RUSI in the News: 20 August - 26 August


 

Now China too is in Isil's firing line

Where China has usually faced the menace of international terrorism, it is more usually in an incidental fashion with nationals in the wrong place at the right time.

Raffaello Pantucci for The Telegraph, 1 September

It’s high time we tackled hypocrisy and inconsistency

There are more than 50 countries with Muslim majority populations. Few Muslims would be able to name all those countries, let alone be responsible for their policies. If Saudi Arabia doesn’t allow women to drive, it’s irrelevant to the discussion around civil liberties and counter-terrorism policy in Germany. If Iran insists that women wear a hijab in public, it has nothing to do with restricting female Muslim dress on French beaches. It is only a foil with which the justification of repressive policies is made easier.

HA Hellyer for The National, 1 September

Quoted in the Media

Syria Crisis

Inside 'the Glasshouse': Iran 'is running covert war in Syria costing BILLIONS from top secret spymaster HQ near Damascus airport'

Kamal Alam, a research analyst at the Royal United Services Institute (RUSI), said that the leaked intelligence was 'entirely plausible'.

'I go quite regularly to Syria and visit the battlefields, and I've seen how the Iranians try to keep their operations as secret as possible,' he said. 'Their troops tend to speak Arabic rather than Farsi in public, and generally don't wear Iranian uniforms. This makes it very hard for observers to know how many are in the country.'

Kamal Alam in The Daily Mail, 30 August 

Syria as a Global Battleground: More Actors, More Interests, More Problems

“…some wealthy individuals from the Gulf have funded extremist groups in Syria, many taking bags of cash to Turkey and simply handing over millions of dollars at a time. This was an extremely common practice in 2012 and 2013 but has since diminished and is at most only a tiny percentage of the total income that flows into Islamic State coffers in 2014.”

Michael Stephens in International Policy Digest, 31 August

Airpower

Why the F-35 could 'never in a million years' beat the RAF Typhoon or the Russian Su-35 in a dogfight

"A low wing loading means that Typhoon and Su-35 can sustain much tighter turns than the F-35 whilst also creating less induced drag and losing less energy," Bronk said.

Justin Bronk in The Business Insider,  and The Fiscal Times, 30 August

North Korea

How N Korea’s merchant ships became a target for UN sanctions

Andrea Berger, deputy director of the Proliferation and Nuclear Policy programme at the Royal United Services Institute, says the sugar used to hide the arms was also probably a form of payment for North Korean railway parts dropped off in Cuba by the ship upon docking.

“Meaning, the weapons and related parts had to be paid for,” says Berger. “There would’ve been something else that had to be negotiated.”
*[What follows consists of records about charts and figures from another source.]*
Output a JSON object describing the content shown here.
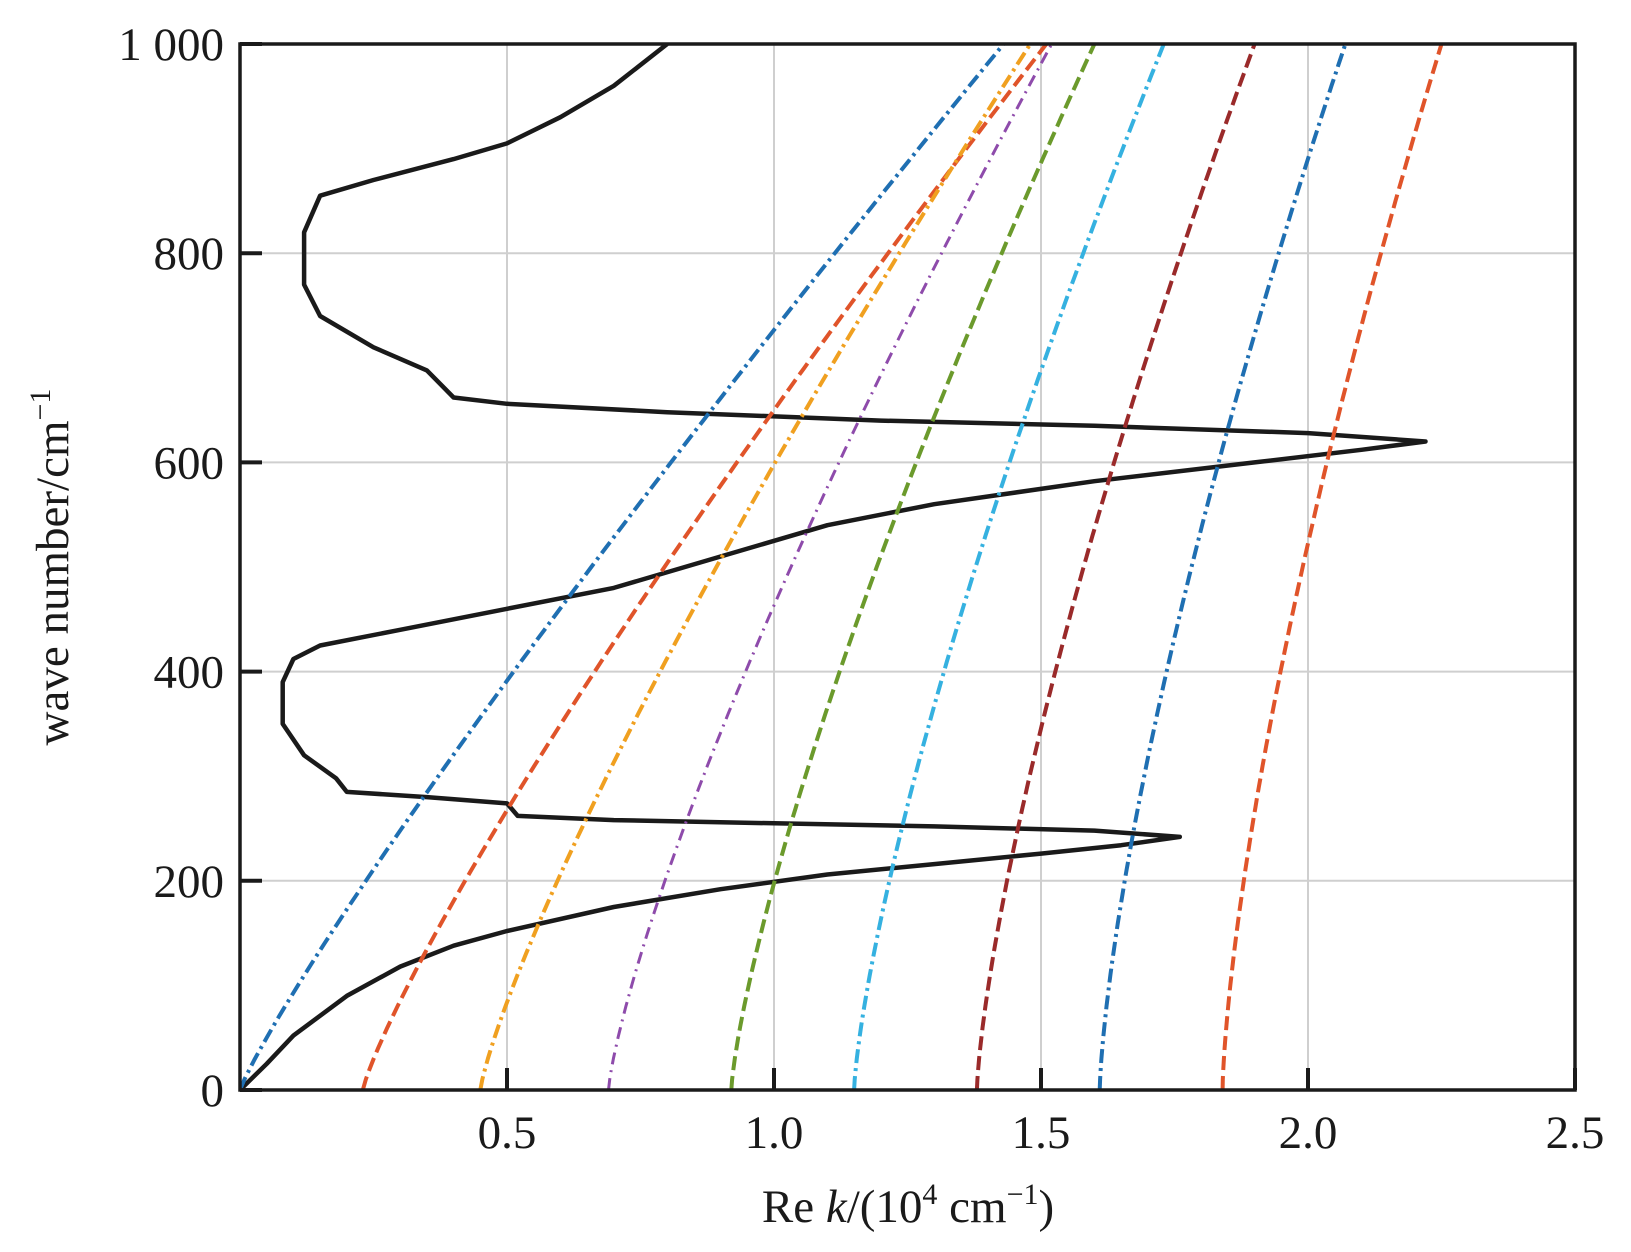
{
  "chart_data": {
    "type": "line",
    "xlabel": {
      "prefix": "Re ",
      "var": "k",
      "mid": "/(10",
      "sup1": "4",
      "unit": " cm",
      "sup2": "−1",
      "close": ")"
    },
    "ylabel": {
      "text": "wave number/cm",
      "sup": "−1"
    },
    "xlim": [
      0,
      2.5
    ],
    "ylim": [
      0,
      1000
    ],
    "x_ticks": [
      {
        "value": 0.5,
        "label": "0.5"
      },
      {
        "value": 1.0,
        "label": "1.0"
      },
      {
        "value": 1.5,
        "label": "1.5"
      },
      {
        "value": 2.0,
        "label": "2.0"
      },
      {
        "value": 2.5,
        "label": "2.5"
      }
    ],
    "y_ticks": [
      {
        "value": 0,
        "label": "0"
      },
      {
        "value": 200,
        "label": "200"
      },
      {
        "value": 400,
        "label": "400"
      },
      {
        "value": 600,
        "label": "600"
      },
      {
        "value": 800,
        "label": "800"
      },
      {
        "value": 1000,
        "label": "1 000"
      }
    ],
    "grid": true,
    "legend": "none",
    "series": [
      {
        "color": "#1a1a1a",
        "style": "solid",
        "points": [
          [
            0,
            0
          ],
          [
            0.05,
            25
          ],
          [
            0.1,
            52
          ],
          [
            0.2,
            90
          ],
          [
            0.3,
            118
          ],
          [
            0.4,
            138
          ],
          [
            0.5,
            152
          ],
          [
            0.7,
            175
          ],
          [
            0.9,
            192
          ],
          [
            1.1,
            206
          ],
          [
            1.3,
            216
          ],
          [
            1.5,
            226
          ],
          [
            1.65,
            234
          ],
          [
            1.76,
            242
          ],
          [
            1.6,
            248
          ],
          [
            1.3,
            252
          ],
          [
            1.0,
            255
          ],
          [
            0.7,
            258
          ],
          [
            0.52,
            262
          ],
          [
            0.5,
            274
          ],
          [
            0.35,
            280
          ],
          [
            0.2,
            285
          ],
          [
            0.18,
            298
          ],
          [
            0.12,
            320
          ],
          [
            0.08,
            350
          ],
          [
            0.08,
            390
          ],
          [
            0.1,
            412
          ],
          [
            0.15,
            425
          ],
          [
            0.3,
            440
          ],
          [
            0.5,
            460
          ],
          [
            0.7,
            480
          ],
          [
            0.9,
            510
          ],
          [
            1.1,
            540
          ],
          [
            1.3,
            560
          ],
          [
            1.6,
            582
          ],
          [
            1.9,
            600
          ],
          [
            2.1,
            612
          ],
          [
            2.22,
            620
          ],
          [
            2.0,
            628
          ],
          [
            1.6,
            635
          ],
          [
            1.2,
            640
          ],
          [
            0.8,
            648
          ],
          [
            0.5,
            656
          ],
          [
            0.4,
            662
          ],
          [
            0.35,
            688
          ],
          [
            0.25,
            710
          ],
          [
            0.15,
            740
          ],
          [
            0.12,
            770
          ],
          [
            0.12,
            820
          ],
          [
            0.15,
            855
          ],
          [
            0.25,
            870
          ],
          [
            0.4,
            890
          ],
          [
            0.5,
            905
          ],
          [
            0.6,
            930
          ],
          [
            0.7,
            960
          ],
          [
            0.8,
            1000
          ]
        ]
      },
      {
        "color": "#1f6fb2",
        "style": "dash-dot",
        "x0": 0,
        "slope": 0.00143,
        "exp": 1.12
      },
      {
        "color": "#e0542a",
        "style": "dashed",
        "x0": 0.23,
        "slope": 0.00128,
        "exp": 1.18
      },
      {
        "color": "#f0a020",
        "style": "dash-dot",
        "x0": 0.45,
        "slope": 0.00103,
        "exp": 1.22
      },
      {
        "color": "#8e4bab",
        "style": "dash-dot-thin",
        "x0": 0.69,
        "slope": 0.00083,
        "exp": 1.28
      },
      {
        "color": "#6b9a2c",
        "style": "dashed",
        "x0": 0.92,
        "slope": 0.00068,
        "exp": 1.32
      },
      {
        "color": "#35b1e0",
        "style": "dash-dot",
        "x0": 1.15,
        "slope": 0.00058,
        "exp": 1.35
      },
      {
        "color": "#9a2a2a",
        "style": "dashed",
        "x0": 1.38,
        "slope": 0.00052,
        "exp": 1.38
      },
      {
        "color": "#1f6fb2",
        "style": "dash-dot",
        "x0": 1.61,
        "slope": 0.00046,
        "exp": 1.42
      },
      {
        "color": "#e0542a",
        "style": "dashed",
        "x0": 1.84,
        "slope": 0.00041,
        "exp": 1.45
      }
    ]
  }
}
Andrea Berger in Intellasia, 30 August

Brexit

UK Official Calls for Security Spending Review Post-Brexit

‘While a Brexit could lead to calls for the UK to return to a more global defense posture, there could simultaneously be countervailing pressures on the UK to redouble its commitment to European defense, in part to address concerns that an exit from the EU would risk undermining confidence in NATO, and in part because the UK’s commitment to European defense would represent one of its few bargaining chips as it entered a period of tough negotiations on the terms of its future economic engagement with its EU neighbors,’ Chalmers said.
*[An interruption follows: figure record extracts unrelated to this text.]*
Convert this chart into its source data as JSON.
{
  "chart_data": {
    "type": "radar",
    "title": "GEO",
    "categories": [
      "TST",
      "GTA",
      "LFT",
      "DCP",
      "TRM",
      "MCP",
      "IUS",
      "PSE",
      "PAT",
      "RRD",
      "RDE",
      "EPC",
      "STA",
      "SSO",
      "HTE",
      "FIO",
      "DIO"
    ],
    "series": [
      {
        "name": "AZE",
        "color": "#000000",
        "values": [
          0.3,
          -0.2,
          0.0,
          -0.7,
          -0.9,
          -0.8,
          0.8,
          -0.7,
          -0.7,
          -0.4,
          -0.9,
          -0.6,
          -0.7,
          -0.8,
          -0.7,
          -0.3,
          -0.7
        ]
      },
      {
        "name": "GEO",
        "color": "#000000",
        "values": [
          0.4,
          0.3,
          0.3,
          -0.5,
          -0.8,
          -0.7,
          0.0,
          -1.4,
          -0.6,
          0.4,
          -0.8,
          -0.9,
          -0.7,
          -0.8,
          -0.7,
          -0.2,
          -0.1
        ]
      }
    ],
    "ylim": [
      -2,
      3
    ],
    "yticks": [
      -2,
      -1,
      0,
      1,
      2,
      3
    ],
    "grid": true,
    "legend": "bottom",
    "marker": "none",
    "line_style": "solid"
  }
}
Malcolm Chalmers in Security Magazine, 1 September

Terrorism in China

Chinese embassy in Kyrgyzstan hit by suicide bomb attack

The embassy’s location outside Bishkek city centre and the nature of the attack suggested this was a conscious targeting of the building, according to Raffaello Pantucci, directory of international securities studies at the Royal United Services Institute.
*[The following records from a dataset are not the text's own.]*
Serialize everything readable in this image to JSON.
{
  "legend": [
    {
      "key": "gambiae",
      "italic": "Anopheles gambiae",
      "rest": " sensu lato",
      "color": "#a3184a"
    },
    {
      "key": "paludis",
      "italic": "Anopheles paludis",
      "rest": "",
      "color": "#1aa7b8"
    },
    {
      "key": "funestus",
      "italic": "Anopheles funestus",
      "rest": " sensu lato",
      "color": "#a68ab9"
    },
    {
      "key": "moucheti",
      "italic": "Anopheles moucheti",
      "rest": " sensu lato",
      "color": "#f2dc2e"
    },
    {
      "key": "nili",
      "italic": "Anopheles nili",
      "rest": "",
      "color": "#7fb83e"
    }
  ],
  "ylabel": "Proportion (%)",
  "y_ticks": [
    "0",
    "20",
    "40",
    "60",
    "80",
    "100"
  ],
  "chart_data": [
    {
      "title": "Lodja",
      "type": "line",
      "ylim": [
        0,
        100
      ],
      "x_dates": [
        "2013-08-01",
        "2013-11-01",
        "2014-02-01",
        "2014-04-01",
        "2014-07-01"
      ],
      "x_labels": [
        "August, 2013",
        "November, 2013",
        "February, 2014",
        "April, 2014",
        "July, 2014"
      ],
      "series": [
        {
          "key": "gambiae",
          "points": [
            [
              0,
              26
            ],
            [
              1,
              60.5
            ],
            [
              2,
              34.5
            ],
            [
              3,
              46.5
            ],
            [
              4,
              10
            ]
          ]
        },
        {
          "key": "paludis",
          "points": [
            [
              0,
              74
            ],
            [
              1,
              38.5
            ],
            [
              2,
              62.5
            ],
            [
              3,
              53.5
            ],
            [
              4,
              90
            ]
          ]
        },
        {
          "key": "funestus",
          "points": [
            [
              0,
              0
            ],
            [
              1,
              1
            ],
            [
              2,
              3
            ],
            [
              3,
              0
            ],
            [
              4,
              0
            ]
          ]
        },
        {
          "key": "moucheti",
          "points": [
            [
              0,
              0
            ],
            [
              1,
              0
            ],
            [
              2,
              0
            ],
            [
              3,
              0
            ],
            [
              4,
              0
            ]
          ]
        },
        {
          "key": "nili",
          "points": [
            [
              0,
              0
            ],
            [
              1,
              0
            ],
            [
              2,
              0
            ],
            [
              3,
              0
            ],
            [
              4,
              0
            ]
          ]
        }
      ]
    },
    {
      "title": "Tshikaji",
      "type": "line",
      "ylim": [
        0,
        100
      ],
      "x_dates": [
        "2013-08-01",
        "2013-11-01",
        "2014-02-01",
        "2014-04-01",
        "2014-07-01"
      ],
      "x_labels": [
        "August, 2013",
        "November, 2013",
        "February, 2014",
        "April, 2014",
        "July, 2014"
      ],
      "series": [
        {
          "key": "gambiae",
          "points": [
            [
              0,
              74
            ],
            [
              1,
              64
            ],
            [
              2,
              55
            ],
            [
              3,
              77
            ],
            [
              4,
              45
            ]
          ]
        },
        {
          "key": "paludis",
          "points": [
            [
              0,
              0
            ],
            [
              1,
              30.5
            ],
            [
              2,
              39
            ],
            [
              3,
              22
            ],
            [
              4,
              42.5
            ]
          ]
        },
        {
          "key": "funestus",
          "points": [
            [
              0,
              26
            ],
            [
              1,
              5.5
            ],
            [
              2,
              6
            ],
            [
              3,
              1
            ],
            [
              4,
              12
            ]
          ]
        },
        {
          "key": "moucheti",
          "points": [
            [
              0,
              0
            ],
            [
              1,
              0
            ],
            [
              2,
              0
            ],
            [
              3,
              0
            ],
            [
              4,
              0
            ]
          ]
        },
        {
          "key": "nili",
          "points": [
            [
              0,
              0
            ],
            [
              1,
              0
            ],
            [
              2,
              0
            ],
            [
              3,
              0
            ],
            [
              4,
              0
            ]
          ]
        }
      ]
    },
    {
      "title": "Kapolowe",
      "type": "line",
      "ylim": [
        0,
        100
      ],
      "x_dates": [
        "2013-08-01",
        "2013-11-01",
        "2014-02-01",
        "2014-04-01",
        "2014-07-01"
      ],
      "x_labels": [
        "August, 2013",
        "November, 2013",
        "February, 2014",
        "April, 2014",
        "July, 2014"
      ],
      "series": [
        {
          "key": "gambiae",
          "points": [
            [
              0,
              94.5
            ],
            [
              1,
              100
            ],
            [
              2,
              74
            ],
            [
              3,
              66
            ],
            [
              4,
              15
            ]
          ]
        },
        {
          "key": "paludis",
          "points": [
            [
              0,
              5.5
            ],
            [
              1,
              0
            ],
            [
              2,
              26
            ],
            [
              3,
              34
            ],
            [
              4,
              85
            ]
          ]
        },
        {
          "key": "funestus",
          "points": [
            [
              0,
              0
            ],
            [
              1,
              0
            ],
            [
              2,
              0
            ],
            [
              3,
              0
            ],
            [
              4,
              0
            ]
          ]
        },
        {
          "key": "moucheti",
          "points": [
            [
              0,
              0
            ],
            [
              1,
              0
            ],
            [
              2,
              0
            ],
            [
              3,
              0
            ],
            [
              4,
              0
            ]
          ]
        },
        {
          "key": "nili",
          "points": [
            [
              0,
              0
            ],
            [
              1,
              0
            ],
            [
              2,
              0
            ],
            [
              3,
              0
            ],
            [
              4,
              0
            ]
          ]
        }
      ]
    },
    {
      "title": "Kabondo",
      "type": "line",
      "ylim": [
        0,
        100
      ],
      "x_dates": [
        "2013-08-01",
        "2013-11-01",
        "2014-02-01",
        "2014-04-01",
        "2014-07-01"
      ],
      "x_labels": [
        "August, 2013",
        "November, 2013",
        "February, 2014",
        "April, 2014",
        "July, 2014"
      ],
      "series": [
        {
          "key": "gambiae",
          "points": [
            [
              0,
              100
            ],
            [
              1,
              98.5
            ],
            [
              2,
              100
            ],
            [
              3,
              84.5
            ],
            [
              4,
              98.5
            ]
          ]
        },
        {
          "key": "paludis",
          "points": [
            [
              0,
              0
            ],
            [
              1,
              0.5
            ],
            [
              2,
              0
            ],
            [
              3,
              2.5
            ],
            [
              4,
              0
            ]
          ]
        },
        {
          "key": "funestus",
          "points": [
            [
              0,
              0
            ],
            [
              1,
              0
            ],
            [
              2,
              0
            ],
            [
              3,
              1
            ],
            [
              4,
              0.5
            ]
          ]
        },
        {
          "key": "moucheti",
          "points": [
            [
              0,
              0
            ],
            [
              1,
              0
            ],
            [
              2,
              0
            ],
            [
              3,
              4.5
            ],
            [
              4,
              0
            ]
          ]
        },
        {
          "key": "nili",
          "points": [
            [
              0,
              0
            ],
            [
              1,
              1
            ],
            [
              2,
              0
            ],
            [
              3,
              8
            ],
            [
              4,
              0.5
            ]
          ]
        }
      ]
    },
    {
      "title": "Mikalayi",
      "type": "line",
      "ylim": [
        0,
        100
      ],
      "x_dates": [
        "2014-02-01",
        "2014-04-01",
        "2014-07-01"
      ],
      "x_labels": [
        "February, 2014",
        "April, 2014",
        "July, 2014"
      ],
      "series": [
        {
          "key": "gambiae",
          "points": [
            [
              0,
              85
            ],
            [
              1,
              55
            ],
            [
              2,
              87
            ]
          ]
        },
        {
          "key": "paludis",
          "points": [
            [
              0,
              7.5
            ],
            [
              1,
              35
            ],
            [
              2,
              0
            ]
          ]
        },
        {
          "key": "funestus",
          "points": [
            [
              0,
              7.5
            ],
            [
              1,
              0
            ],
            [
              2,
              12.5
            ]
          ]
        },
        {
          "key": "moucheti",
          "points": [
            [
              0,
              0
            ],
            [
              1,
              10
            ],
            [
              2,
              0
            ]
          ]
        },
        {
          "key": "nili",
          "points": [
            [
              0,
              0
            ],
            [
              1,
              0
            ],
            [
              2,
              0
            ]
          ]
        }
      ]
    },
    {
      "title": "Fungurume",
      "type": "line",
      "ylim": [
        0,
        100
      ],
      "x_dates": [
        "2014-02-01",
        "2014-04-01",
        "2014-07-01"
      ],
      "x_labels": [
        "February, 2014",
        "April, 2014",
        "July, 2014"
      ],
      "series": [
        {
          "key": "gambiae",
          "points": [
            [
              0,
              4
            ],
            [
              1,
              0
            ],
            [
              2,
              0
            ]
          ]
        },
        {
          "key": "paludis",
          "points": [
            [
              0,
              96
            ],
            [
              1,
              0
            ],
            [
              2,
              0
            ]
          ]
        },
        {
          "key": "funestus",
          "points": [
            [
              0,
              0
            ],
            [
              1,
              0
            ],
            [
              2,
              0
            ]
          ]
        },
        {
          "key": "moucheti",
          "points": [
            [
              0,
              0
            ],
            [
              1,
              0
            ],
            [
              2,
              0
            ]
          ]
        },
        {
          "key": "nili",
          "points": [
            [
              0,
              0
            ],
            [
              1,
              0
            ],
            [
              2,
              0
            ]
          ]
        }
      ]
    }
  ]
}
Raffaello Pantucci in The Financial Times, 30 August

Suicide bomber attacks Chinese embassy in Kyrgyzstan

Raffaello Pantucci, the director of international security studies at the Royal United Services Institute, said Kyrgyzstan had a large Uighur community and that Uighur militants were the “obvious candidates” for the bombing. “It certainly would stack up in many ways,” he said. Pantucci, a Xinjiang expert, said the attack appeared to have specifically targeted the Chinese embassy, which is in an isolated compound outside the centre of Bishkek. “The Chinese embassy isn’t exactly in the heart of town,” he pointed out

Raffaello Pantucci in The Guardian, 30 August

Financial Crime

Caribbean countries entangled by US financial crackdown

"There is a sense that for a period of time now, it's been open season on the banks," said Tom Keatinge, director of the Centre for Financial Crime and Security Studies at the Royal United Services Institute. "Nobody wants to be the next HSBC or BNP Paribas. You're not going to take a risk."